11. A peptide fragment according to claim 10 which modulates acetylation of histone H3 by MCM3AP.

12. A peptide fragment of a MCM3AP polypeptide which modulates acetylation of MCM3 by MCM3AP.

13. A polypeptide fragment of MCM3AP which acetylates MCM3 or histone H3.

14. An isolated nucleic acid encoding a peptide or polypeptide fragment according to any of claims 10 to 13.

15. An expression vector comprising a nucleic acid according to claim 14 operably linked to regulatory sequences for expression of said peptide or polypeptide fragment.

16. A host cell transformed with an expression vector according to claim 15.

17. A method of making a polypeptide, the method including culturing a host cell according to claim 16 under conditions for expression of said peptide or polypeptide fragment, and isolating or purifying said peptide or polypeptide fragment.

18. A method according to claim 17 wherein the isolated or purified polypeptide is formulated into a composition comprising one or more additional components.
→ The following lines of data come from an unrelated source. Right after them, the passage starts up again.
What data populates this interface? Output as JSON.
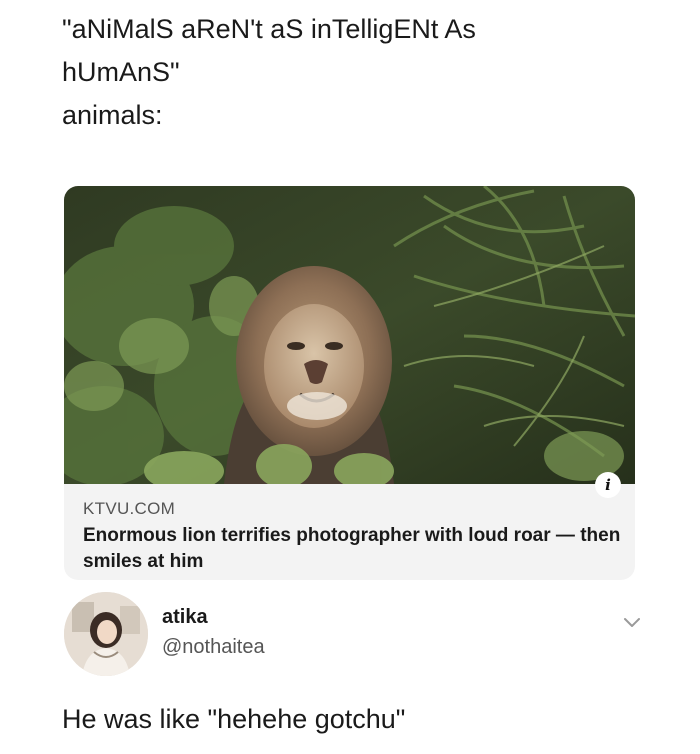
{
  "tweet": {
    "lines": [
      "\"aNiMalS aReN't aS inTelligENt As",
      "hUmAnS\"",
      "animals:"
    ]
  },
  "card": {
    "domain": "KTVU.COM",
    "title": "Enormous lion terrifies photographer with loud roar — then smiles at him",
    "image_subject": "lion-photo",
    "info_icon": "info-icon"
  },
  "reply": {
    "name": "atika",
    "handle": "@nothaitea",
    "text": "He was like \"hehehe gotchu\"",
    "menu_icon": "chevron-down-icon"
  }
}
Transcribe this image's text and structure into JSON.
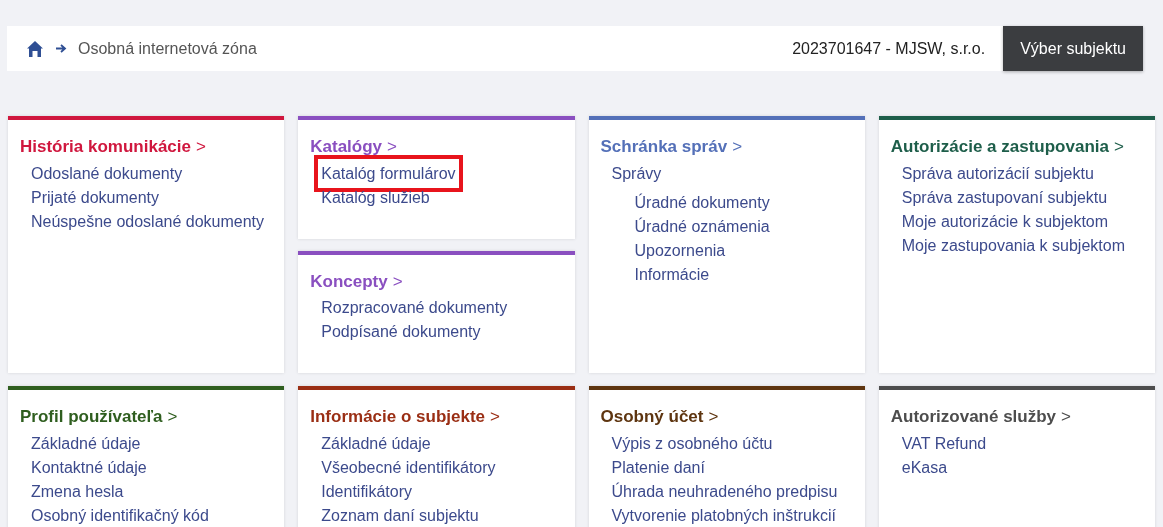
{
  "header": {
    "breadcrumb": "Osobná internetová zóna",
    "subject": "2023701647 - MJSW, s.r.o.",
    "button": "Výber subjektu"
  },
  "rows": [
    {
      "columns": [
        [
          {
            "title": "História komunikácie",
            "arrow": ">",
            "color": "#d0173e",
            "items": [
              {
                "label": "Odoslané dokumenty",
                "highlighted": false
              },
              {
                "label": "Prijaté dokumenty",
                "highlighted": false
              },
              {
                "label": "Neúspešne odoslané dokumenty",
                "highlighted": false
              }
            ]
          }
        ],
        [
          {
            "title": "Katalógy",
            "arrow": ">",
            "color": "#8a4fc0",
            "items": [
              {
                "label": "Katalóg formulárov",
                "highlighted": true
              },
              {
                "label": "Katalóg služieb",
                "highlighted": false
              }
            ]
          },
          {
            "title": "Koncepty",
            "arrow": ">",
            "color": "#8a4fc0",
            "items": [
              {
                "label": "Rozpracované dokumenty",
                "highlighted": false
              },
              {
                "label": "Podpísané dokumenty",
                "highlighted": false
              }
            ]
          }
        ],
        [
          {
            "title": "Schránka správ",
            "arrow": ">",
            "color": "#5470b8",
            "items": [
              {
                "label": "Správy",
                "highlighted": false,
                "children": [
                  {
                    "label": "Úradné dokumenty",
                    "highlighted": false
                  },
                  {
                    "label": "Úradné oznámenia",
                    "highlighted": false
                  },
                  {
                    "label": "Upozornenia",
                    "highlighted": false
                  },
                  {
                    "label": "Informácie",
                    "highlighted": false
                  }
                ]
              }
            ]
          }
        ],
        [
          {
            "title": "Autorizácie a zastupovania",
            "arrow": ">",
            "color": "#1e5e4a",
            "items": [
              {
                "label": "Správa autorizácií subjektu",
                "highlighted": false
              },
              {
                "label": "Správa zastupovaní subjektu",
                "highlighted": false
              },
              {
                "label": "Moje autorizácie k subjektom",
                "highlighted": false
              },
              {
                "label": "Moje zastupovania k subjektom",
                "highlighted": false
              }
            ]
          }
        ]
      ]
    },
    {
      "columns": [
        [
          {
            "title": "Profil používateľa",
            "arrow": ">",
            "color": "#2f5e1f",
            "items": [
              {
                "label": "Základné údaje",
                "highlighted": false
              },
              {
                "label": "Kontaktné údaje",
                "highlighted": false
              },
              {
                "label": "Zmena hesla",
                "highlighted": false
              },
              {
                "label": "Osobný identifikačný kód",
                "highlighted": false
              }
            ]
          }
        ],
        [
          {
            "title": "Informácie o subjekte",
            "arrow": ">",
            "color": "#9a2e14",
            "items": [
              {
                "label": "Základné údaje",
                "highlighted": false
              },
              {
                "label": "Všeobecné identifikátory",
                "highlighted": false
              },
              {
                "label": "Identifikátory",
                "highlighted": false
              },
              {
                "label": "Zoznam daní subjektu",
                "highlighted": false
              }
            ]
          }
        ],
        [
          {
            "title": "Osobný účet",
            "arrow": ">",
            "color": "#5e3510",
            "items": [
              {
                "label": "Výpis z osobného účtu",
                "highlighted": false
              },
              {
                "label": "Platenie daní",
                "highlighted": false
              },
              {
                "label": "Úhrada neuhradeného predpisu",
                "highlighted": false
              },
              {
                "label": "Vytvorenie platobných inštrukcií",
                "highlighted": false
              }
            ]
          }
        ],
        [
          {
            "title": "Autorizované služby",
            "arrow": ">",
            "color": "#4d4d4d",
            "items": [
              {
                "label": "VAT Refund",
                "highlighted": false
              },
              {
                "label": "eKasa",
                "highlighted": false
              }
            ]
          }
        ]
      ]
    }
  ]
}
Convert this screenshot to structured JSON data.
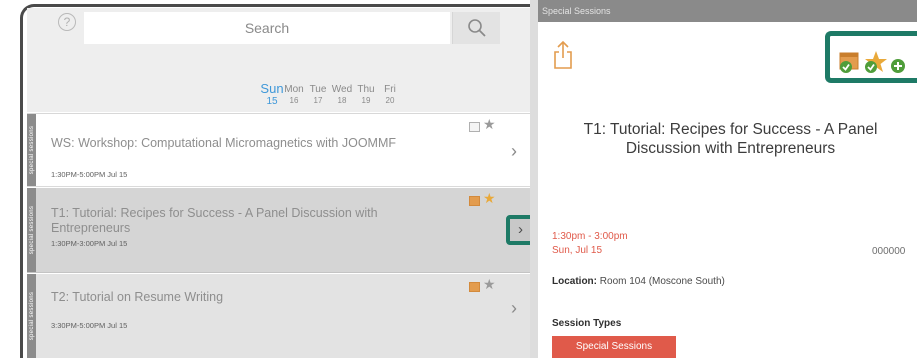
{
  "search": {
    "placeholder": "Search",
    "help_glyph": "?"
  },
  "days": [
    {
      "name": "Sun",
      "num": "15",
      "active": true
    },
    {
      "name": "Mon",
      "num": "16"
    },
    {
      "name": "Tue",
      "num": "17"
    },
    {
      "name": "Wed",
      "num": "18"
    },
    {
      "name": "Thu",
      "num": "19"
    },
    {
      "name": "Fri",
      "num": "20"
    }
  ],
  "sessions": [
    {
      "tab": "special sessions",
      "title": "WS: Workshop: Computational Micromagnetics with JOOMMF",
      "time": "1:30PM-5:00PM Jul 15",
      "starred": false
    },
    {
      "tab": "special sessions",
      "title": "T1: Tutorial: Recipes for Success - A Panel Discussion with Entrepreneurs",
      "time": "1:30PM-3:00PM Jul 15",
      "starred": true,
      "selected": true
    },
    {
      "tab": "special sessions",
      "title": "T2: Tutorial on Resume Writing",
      "time": "3:30PM-5:00PM Jul 15",
      "starred": true
    }
  ],
  "detail": {
    "header": "Special Sessions",
    "title": "T1: Tutorial: Recipes for Success - A Panel Discussion with Entrepreneurs",
    "time_range": "1:30pm - 3:00pm",
    "date": "Sun, Jul 15",
    "code": "000000",
    "location_label": "Location:",
    "location_value": "Room 104 (Moscone South)",
    "types_label": "Session Types",
    "type_badge": "Special Sessions"
  },
  "icons": {
    "chevron": "›",
    "star": "★"
  },
  "colors": {
    "accent_blue": "#3f98d9",
    "highlight_green": "#1e7a66",
    "time_red": "#e05a4a",
    "star_gold": "#e9a93a",
    "calendar_orange": "#e39c4e"
  }
}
19. A method of producing an MCM3AP polypeptide comprising; expressing said polypeptide from encoding nucleic acid; and, determining acetylase activity of said polypeptide.
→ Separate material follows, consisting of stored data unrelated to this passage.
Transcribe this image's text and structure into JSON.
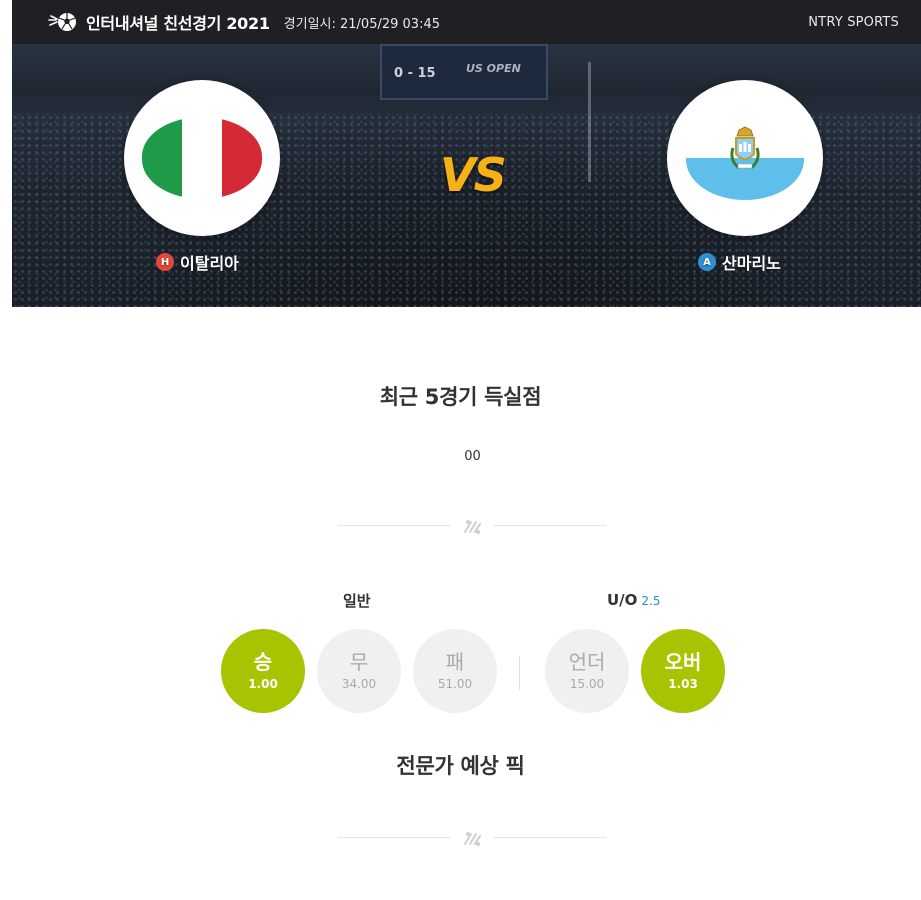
{
  "header": {
    "title": "인터내셔널 친선경기 2021",
    "date": "경기일시: 21/05/29 03:45",
    "brand": "NTRY SPORTS"
  },
  "hero": {
    "scoreboard": "0 - 15",
    "scoreboard_logo": "US OPEN",
    "vs": "VS",
    "home": {
      "badge": "H",
      "name": "이탈리아",
      "badge_color": "#e4483a"
    },
    "away": {
      "badge": "A",
      "name": "산마리노",
      "badge_color": "#2f8fd6"
    }
  },
  "recent": {
    "title": "최근 5경기 득실점",
    "value": "00"
  },
  "odds": {
    "general_label": "일반",
    "uo_label": "U/O",
    "uo_line": "2.5",
    "items": [
      {
        "label": "승",
        "value": "1.00",
        "selected": true
      },
      {
        "label": "무",
        "value": "34.00",
        "selected": false
      },
      {
        "label": "패",
        "value": "51.00",
        "selected": false
      },
      {
        "label": "언더",
        "value": "15.00",
        "selected": false
      },
      {
        "label": "오버",
        "value": "1.03",
        "selected": true
      }
    ]
  },
  "expert": {
    "title": "전문가 예상 픽"
  },
  "colors": {
    "accent_green": "#a8c400",
    "vs_yellow": "#f5b116",
    "topbar": "#1f2024"
  }
}
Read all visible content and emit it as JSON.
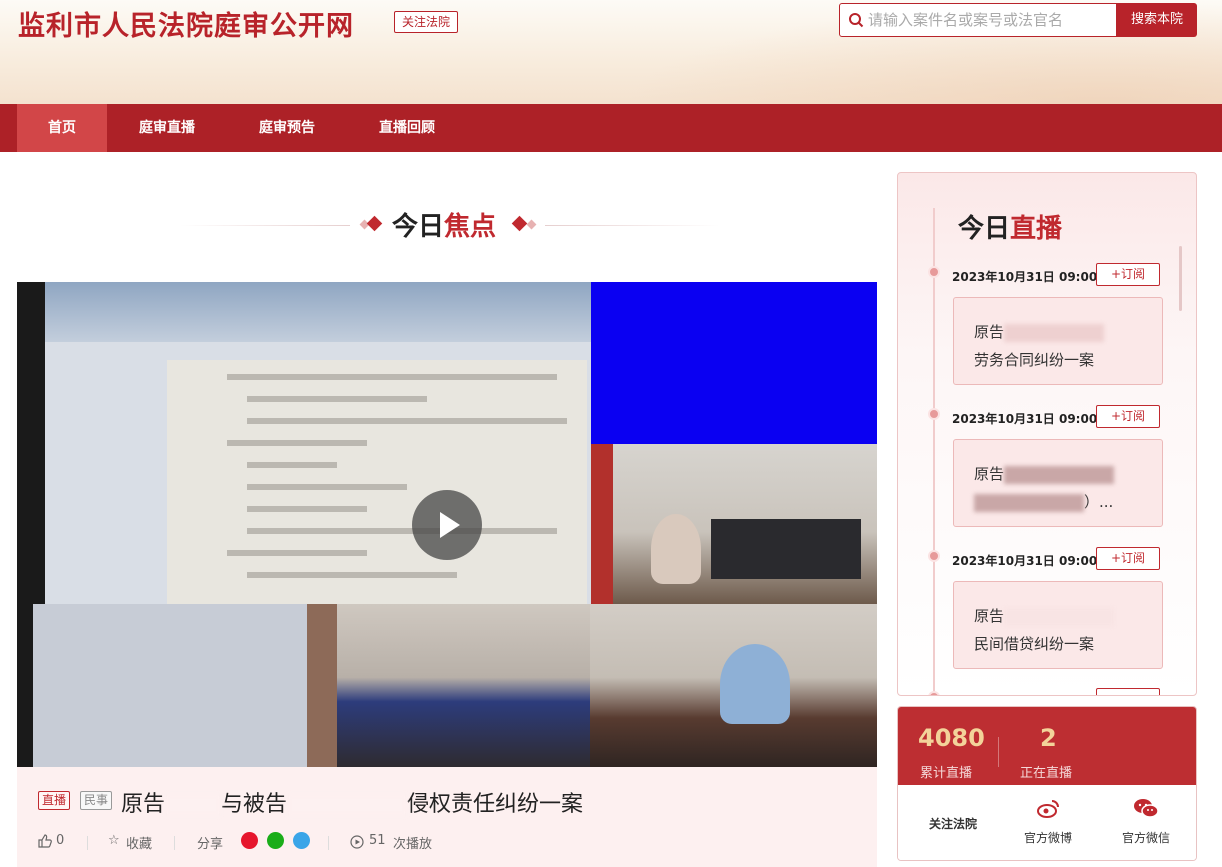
{
  "header": {
    "site_title": "监利市人民法院庭审公开网",
    "follow_tag": "关注法院",
    "search_placeholder": "请输入案件名或案号或法官名",
    "search_button": "搜索本院"
  },
  "nav": {
    "items": [
      {
        "label": "首页",
        "active": true
      },
      {
        "label": "庭审直播",
        "active": false
      },
      {
        "label": "庭审预告",
        "active": false
      },
      {
        "label": "直播回顾",
        "active": false
      }
    ]
  },
  "focus": {
    "title_prefix": "今日",
    "title_highlight": "焦点"
  },
  "video": {
    "play_icon": "play-icon",
    "tags": [
      "直播",
      "民事"
    ],
    "title_part1": "原告",
    "title_part2": "与被告",
    "title_part3": "侵权责任纠纷一案",
    "likes": "0",
    "collect_label": "收藏",
    "share_label": "分享",
    "share_icons": [
      "weibo-icon",
      "wechat-icon",
      "qq-icon"
    ],
    "play_count": "51",
    "play_count_label": "次播放"
  },
  "live_today": {
    "title_prefix": "今日",
    "title_highlight": "直播",
    "items": [
      {
        "time": "2023年10月31日 09:00",
        "subscribe": "+订阅",
        "line1": "原告",
        "line2": "劳务合同纠纷一案"
      },
      {
        "time": "2023年10月31日 09:00",
        "subscribe": "+订阅",
        "line1": "原告",
        "line2": "）..."
      },
      {
        "time": "2023年10月31日 09:00",
        "subscribe": "+订阅",
        "line1": "原告",
        "line2": "民间借贷纠纷一案"
      }
    ]
  },
  "stats": {
    "total_live": "4080",
    "total_live_label": "累计直播",
    "current_live": "2",
    "current_live_label": "正在直播",
    "follow_court": "关注法院",
    "weibo_label": "官方微博",
    "wechat_label": "官方微信"
  },
  "colors": {
    "brand_red": "#ad2127",
    "accent_red": "#c0292f",
    "stat_gold": "#f3d39a"
  }
}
20. A mimetic of a peptide fragment according to any one of claims 10 to 12.

21. An agent obtained by an assay method according to any one of claims 1 to 9.

22. A pharmaceutical composition comprising an agent according to claim 21.

23. Use of a composition according to claim 22 in the manufacture of a medicament for administration for treatment of a disorder of cellular proliferation.

24. Use according to claim 23 wherein the composition comprises a peptide fragment of a MCM3AP polypeptide, a histone H3 polypeptide, a MCM3 polypeptide or a mimetic thereof .

25. A method of making a pharmaceutical composition comprising admixing an agent accorαing to claim 21 with a pharmaceutically acceptable excipient, vehicle or carrier.

26. A method comprising administration of a composition according to claim 22 to a patient for treatment of a disorder of cellular proliferation.